Hafta sonu Hatay’ın Defne ve Antakya ilçelerindeki temel atma törenlerinde Cumhurbaşkanı zorlu bir coşkuyla sesleniyordu:

“Şöyle bir mikseri çalıştıralım, pompaları görelim! Hey maşallah!”

Temel atmada aslında temelin dahi olmadığı kısa sürede anlaşıldı!

Nasılsa muhalefeti eğlendirecek skandal bol… Ancak mesele çok ciddi.

Herkes seçime odaklanmışken devletin tüm gücünü ve kamu kaynaklarını kullanarak deprem bölgesinde doğru, dirençli kentleşmeyle kim uğraşacak?

Cumhurbaşkanı Erdoğan, deprem bölgesinin (ve başta İstanbul, başka şehirlerin) yeniden inşası için formül buldu.

Ve üç hafta önce “Türkiye Ulusal Risk Kalkanı” adıyla, farklı disiplinlerden bilim insanlarının bir araya geldiği bir bilim kurulu oluşturuldu.

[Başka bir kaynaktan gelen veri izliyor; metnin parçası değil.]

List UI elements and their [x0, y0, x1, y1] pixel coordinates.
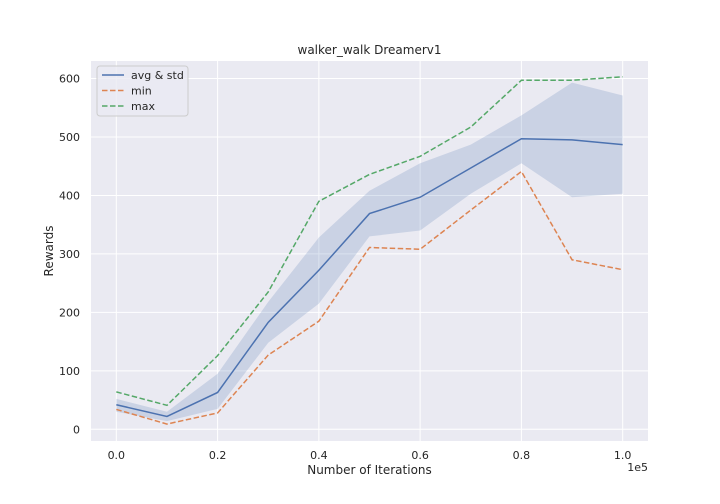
series-line-min — [116, 170, 623, 425]
y-tick-label: 300 — [59, 248, 80, 261]
x-tick-label: 0.6 — [411, 449, 429, 462]
grid — [91, 61, 648, 441]
y-tick-label: 200 — [59, 306, 80, 319]
x-axis-label: Number of Iterations — [307, 463, 432, 477]
y-tick-label: 100 — [59, 365, 80, 378]
x-tick-label: 0.4 — [310, 449, 328, 462]
y-tick-label: 0 — [73, 423, 80, 436]
y-tick-label: 600 — [59, 73, 80, 86]
series-line-max — [116, 76, 623, 407]
y-tick-label: 400 — [59, 189, 80, 202]
x-axis-offset-text: 1e5 — [627, 461, 648, 474]
x-tick-label: 1.0 — [614, 449, 632, 462]
tick-labels: 0.0 0.2 0.4 0.6 0.8 1.0 0 100 200 300 400 500 600 — [59, 73, 631, 462]
x-tick-label: 0.0 — [108, 449, 126, 462]
legend-box — [96, 65, 189, 117]
y-axis-label: Rewards — [42, 226, 56, 277]
legend-label: min — [131, 85, 152, 98]
plot-background — [91, 61, 648, 441]
x-tick-label: 0.8 — [513, 449, 531, 462]
std-band-layer — [116, 82, 623, 422]
legend-label: avg & std — [131, 69, 184, 82]
y-tick-label: 500 — [59, 131, 80, 144]
x-tick-label: 0.2 — [209, 449, 227, 462]
series-lines — [116, 76, 623, 425]
legend-label: max — [131, 100, 155, 113]
legend: avg & std min max — [96, 65, 189, 117]
std-band — [116, 82, 623, 422]
series-line-avg-std — [116, 137, 623, 418]
chart-title: walker_walk Dreamerv1 — [298, 43, 442, 57]
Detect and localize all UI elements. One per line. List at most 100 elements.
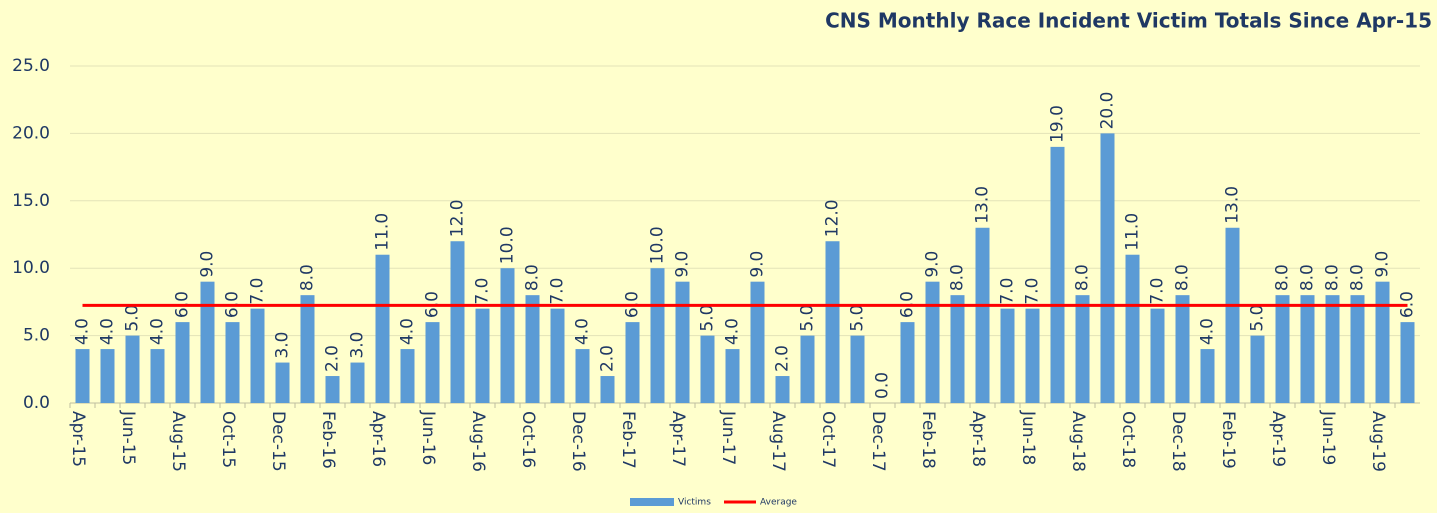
x-tick-label: Jun-15 <box>118 410 138 465</box>
x-tick-label: Dec-15 <box>268 411 288 472</box>
data-label: 8.0 <box>523 264 543 291</box>
data-label: 8.0 <box>1073 264 1093 291</box>
x-tick-label: Oct-17 <box>818 411 838 468</box>
data-label: 12.0 <box>448 199 468 237</box>
x-tick-label: Oct-15 <box>218 411 238 468</box>
x-tick-label: Aug-17 <box>768 411 788 472</box>
data-label: 8.0 <box>1298 264 1318 291</box>
bar <box>1300 295 1315 403</box>
x-tick-label: Aug-16 <box>468 411 488 472</box>
bar <box>500 268 515 403</box>
bar <box>150 349 165 403</box>
x-tick-label: Jun-17 <box>718 410 738 465</box>
bar <box>350 362 365 403</box>
bar <box>1250 335 1265 403</box>
data-label: 4.0 <box>148 318 168 345</box>
x-tick-label: Apr-17 <box>668 411 688 467</box>
x-tick-label: Apr-16 <box>368 411 388 467</box>
bar <box>300 295 315 403</box>
x-tick-label: Dec-17 <box>868 411 888 472</box>
data-label: 8.0 <box>948 264 968 291</box>
bar <box>475 308 490 403</box>
data-label: 2.0 <box>773 345 793 372</box>
y-tick-label: 25.0 <box>12 56 50 76</box>
data-label: 0.0 <box>873 372 893 399</box>
data-label: 5.0 <box>798 305 818 332</box>
bar <box>1375 281 1390 403</box>
data-label: 9.0 <box>198 251 218 278</box>
data-label: 5.0 <box>848 305 868 332</box>
bar <box>200 281 215 403</box>
x-tick-label: Aug-18 <box>1068 411 1088 472</box>
bar <box>1075 295 1090 403</box>
data-label: 7.0 <box>248 278 268 305</box>
bar <box>75 349 90 403</box>
bar <box>625 322 640 403</box>
y-tick-label: 15.0 <box>12 191 50 211</box>
data-label: 8.0 <box>298 264 318 291</box>
data-label: 13.0 <box>973 186 993 224</box>
data-label: 9.0 <box>673 251 693 278</box>
data-label: 2.0 <box>323 345 343 372</box>
x-tick-label: Feb-19 <box>1218 411 1238 469</box>
bar <box>675 281 690 403</box>
bar <box>325 376 340 403</box>
bar <box>1050 146 1065 403</box>
bar <box>275 362 290 403</box>
x-tick-label: Apr-18 <box>968 411 988 467</box>
x-tick-label: Aug-19 <box>1368 411 1388 472</box>
bar <box>725 349 740 403</box>
data-label: 4.0 <box>73 318 93 345</box>
bar <box>1175 295 1190 403</box>
data-label: 11.0 <box>373 213 393 251</box>
data-label: 19.0 <box>1048 105 1068 143</box>
bar <box>1325 295 1340 403</box>
x-tick-label: Feb-16 <box>318 411 338 469</box>
data-label: 3.0 <box>348 332 368 359</box>
data-label: 4.0 <box>1198 318 1218 345</box>
data-label: 8.0 <box>1323 264 1343 291</box>
bar <box>575 349 590 403</box>
bar <box>775 376 790 403</box>
bar <box>850 335 865 403</box>
bar <box>825 241 840 403</box>
legend-label: Victims <box>678 498 711 508</box>
data-label: 4.0 <box>398 318 418 345</box>
x-tick-label: Feb-17 <box>618 411 638 469</box>
bar <box>1400 322 1415 403</box>
y-tick-label: 10.0 <box>12 258 50 278</box>
x-tick-label: Apr-19 <box>1268 411 1288 467</box>
bar <box>125 335 140 403</box>
chart-title: CNS Monthly Race Incident Victim Totals … <box>825 9 1432 33</box>
bar <box>1350 295 1365 403</box>
data-label: 11.0 <box>1123 213 1143 251</box>
bar <box>950 295 965 403</box>
data-label: 7.0 <box>1023 278 1043 305</box>
data-label: 7.0 <box>548 278 568 305</box>
bar <box>1125 254 1140 403</box>
data-label: 9.0 <box>923 251 943 278</box>
x-tick-label: Jun-19 <box>1318 410 1338 465</box>
data-label: 9.0 <box>1373 251 1393 278</box>
bar <box>425 322 440 403</box>
bar <box>1275 295 1290 403</box>
data-label: 4.0 <box>98 318 118 345</box>
x-tick-label: Apr-15 <box>68 411 88 467</box>
data-label: 8.0 <box>1173 264 1193 291</box>
x-tick-label: Dec-18 <box>1168 411 1188 472</box>
bar <box>250 308 265 403</box>
bar <box>400 349 415 403</box>
x-tick-label: Oct-18 <box>1118 411 1138 468</box>
legend-label: Average <box>760 498 797 508</box>
y-tick-label: 0.0 <box>23 393 50 413</box>
data-label: 10.0 <box>648 226 668 264</box>
bar <box>800 335 815 403</box>
bar <box>525 295 540 403</box>
bar <box>1025 308 1040 403</box>
bar <box>1100 133 1115 403</box>
bar <box>750 281 765 403</box>
bar <box>1225 227 1240 403</box>
x-tick-label: Feb-18 <box>918 411 938 469</box>
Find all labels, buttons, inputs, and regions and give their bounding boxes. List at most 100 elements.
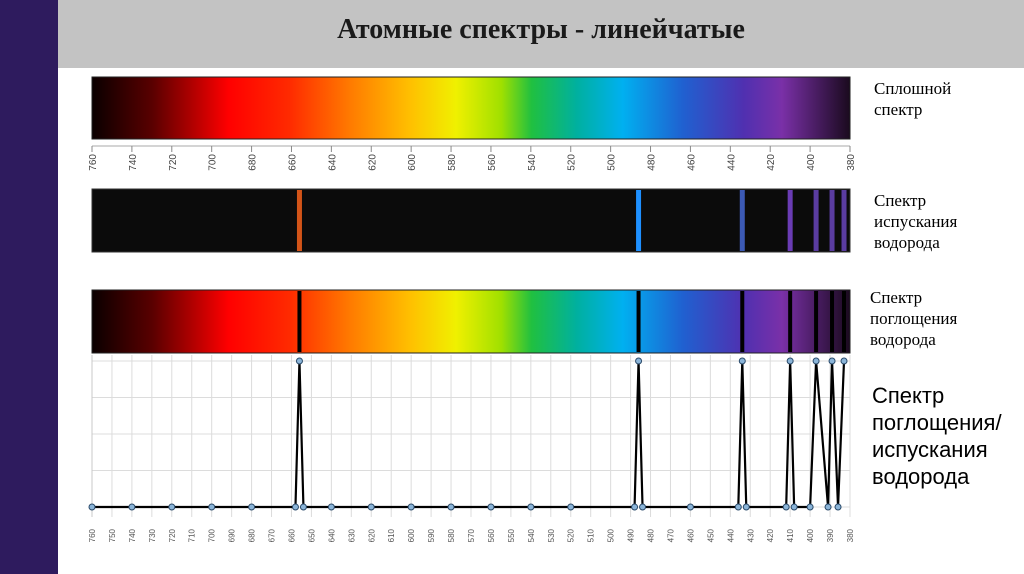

Cumhurbaşkanı Erdoğan, temelsiz temel atma töreninde “sadece deprem bölgesinde değil her yerde kentsel dönüşüm” müjdesini verirken Ulusal Risk Kalkanı’na atıfta bulundu.

22 bin 467 konutun inşası fiilen başlatıldığına göre Ulusal Risk Kalkanı acaba ne işe yarayacak?

“Türkiye Ulusal Risk Kalkanı”nda saygın ve değerli hocalar yer alıyor. Fakat korkum o ki benzer “bilim kurulları”nda olduğu gibi bu kurul da kamuoyunu oyalamak ama bir yandan bildiğini okumak için kullanılan bir “kalkan” olacak.

Neden böyle diyorum?

Toplantıya katılan Prof. Yaltırak’ın sosyal medyada açıkladıkları ve “Ulusal Risk Kalkanı”nın bazı aktörlerine bakalım…

Şirket danışmanlığı yapan hocaların "işlerine" öncelik

Jeofizikçi Prof. Cenk Yaltırak, inşaata girişilmeden önce ne yapılması gerektiğini şöyle anlatıyor:

“Türkiye’de kara ve denizde 10 km’den uzun, 600’ün üzerinde aktif fay bulunuyor. Her bir fayın ivedilikle ayrıntılı çalışılabilmesi ve bilimsel olarak tehlike ve riskin yeni yöntemlerle belirlenebilmesi için bağımsız bir yer bilimcileri araştırma kurulu oluşturulmalı.

Bu uzman yer bilimci ve veri analizi ordusu ile kısa sürede aktif fayın oluşturduğu tehlike ve buna bağlı olarak kentsel risk haritaları oluşturulmalı, üretilecek deprem senaryolarının ürünü olan ivme haritaları ise kamu yararına açık kaynak şeklinde sunulmalıdır.”

Peki Japonya, ABD gibi deprem ülkelerinde uygulanan bu öneri, Ulusal Risk Kalkanı toplantısında nasıl karşılandı dersiniz?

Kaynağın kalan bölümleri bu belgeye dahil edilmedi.